The relief was so intense that she was almost limp with it. Please, God, please, God, please let that be the answer. Let it all have been a terrible mistake. Let it not have been about me at all.
What she wanted most in the world at that moment was for that to be true. If it was, she could put the whole terrible experience safely behind her and just go on with her life.
"Or maybe it was the other way around." They stopped at an intersection, and McCabe looked at her as he spoke. "Maybe the killer went to her room first, killed her, figured out his mistake and came after you. Maybe it was you he wanted dead. Maybe you were the target."
Doing her best to keep her face expressionless, Maddie met his gaze.
"Why?" she asked simply.
"Yeah, why?" Jon asked. "Why on earth would a hit man want to murder Maddie?"
"I have no idea," McCabe said, and glanced at Maddie again. "That's why I'm asking you one more time, and I want you to rack your brain before you answer: Do you know anyone, anyone at all, who might want you dead or have something to gain from your death?"
His gaze reverted to the road as the light changed and they started moving again. Maddie had no idea whether she had imagined the glimmer of doubt in his eyes or not.
What she did know was that her palms were damp. "No," she said.
He didn't reply to that. For a moment there was no sound in the car except the hum of the air-conditioning.
"Here we are." McCabe swung into the semicircular drive that fronted the hotel. A waist-high hedge of hot-pink azaleas lined the drive. Beneath the white-columned portico, a uniformed bellman loaded luggage onto a cart. A black Honda with a parking valet at the wheel pulled away from the entrance as the couple who owned the car disappeared inside. The only sign of the previous night's tragedy was the police car parked just past the entrance. "So, you two—you got plans for the rest of the day?"
"We grab our luggage and head for the airport," Jon said as McCabe stopped the car. "That pretty much sums it up."
"Want a ride?" McCabe's question was directed at Maddie.
"No." Maddie was already opening her door. "We'll catch a cab. Thanks."
"Hang on a minute." McCabe leaned over and caught her by the wrist as Jon opened the back door. "I have something I need to say to you."
His hand was warm and dry, big, long-fingered.

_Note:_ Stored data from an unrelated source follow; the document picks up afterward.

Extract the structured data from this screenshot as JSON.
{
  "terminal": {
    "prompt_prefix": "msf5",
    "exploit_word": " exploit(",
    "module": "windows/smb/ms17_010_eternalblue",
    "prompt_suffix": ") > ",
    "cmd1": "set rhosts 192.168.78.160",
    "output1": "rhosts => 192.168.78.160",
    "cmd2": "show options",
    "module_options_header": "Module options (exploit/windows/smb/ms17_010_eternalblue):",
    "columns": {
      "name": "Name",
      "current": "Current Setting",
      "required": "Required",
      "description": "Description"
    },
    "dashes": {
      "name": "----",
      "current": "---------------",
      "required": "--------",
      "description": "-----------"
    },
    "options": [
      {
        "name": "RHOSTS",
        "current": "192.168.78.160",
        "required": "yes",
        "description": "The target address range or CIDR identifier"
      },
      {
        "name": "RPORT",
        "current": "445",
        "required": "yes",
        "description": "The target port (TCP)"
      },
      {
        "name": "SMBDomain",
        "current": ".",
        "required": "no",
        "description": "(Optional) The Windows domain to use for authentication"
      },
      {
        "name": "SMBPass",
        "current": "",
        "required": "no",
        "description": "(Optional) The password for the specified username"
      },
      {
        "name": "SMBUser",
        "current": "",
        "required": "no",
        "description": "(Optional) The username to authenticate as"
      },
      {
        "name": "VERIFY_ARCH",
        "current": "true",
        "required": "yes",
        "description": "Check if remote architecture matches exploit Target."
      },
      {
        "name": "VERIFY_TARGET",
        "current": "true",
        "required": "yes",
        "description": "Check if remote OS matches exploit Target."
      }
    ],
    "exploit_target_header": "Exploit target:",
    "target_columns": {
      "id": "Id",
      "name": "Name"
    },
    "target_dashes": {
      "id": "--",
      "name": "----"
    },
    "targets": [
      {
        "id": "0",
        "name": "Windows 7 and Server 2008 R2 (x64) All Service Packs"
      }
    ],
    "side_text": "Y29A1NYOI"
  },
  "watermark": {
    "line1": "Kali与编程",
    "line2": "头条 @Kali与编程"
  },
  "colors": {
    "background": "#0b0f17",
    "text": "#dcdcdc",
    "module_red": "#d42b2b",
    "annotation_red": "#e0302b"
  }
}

She'd always liked men with big hands, she thought in that first fleeting instant of surprise at being grabbed. Then she frowned. FBI agents with big hands, however, were in a whole separate category. One she didn't want anything to do with.
She tried to tug her hand free without result. If anything, he tightened his grip. Her eyes met his, narrowed.
"It'll just take a minute," he promised.
"Look, I've got to go. What with security and everything, getting through the airport takes forever now."
He didn't let go. Jon, who had gotten out, was leaning down to look in at her through her partially opened door.
"She'll be just a minute," McCabe said to Jon. Then, as Jon frowned and looked like he was about to protest, Wynne walked up beside him and said something. Jon straightened to talk to Wynne.
"Close the door," McCabe said. He was looking at her steadily, his expression serious, even slightly grim.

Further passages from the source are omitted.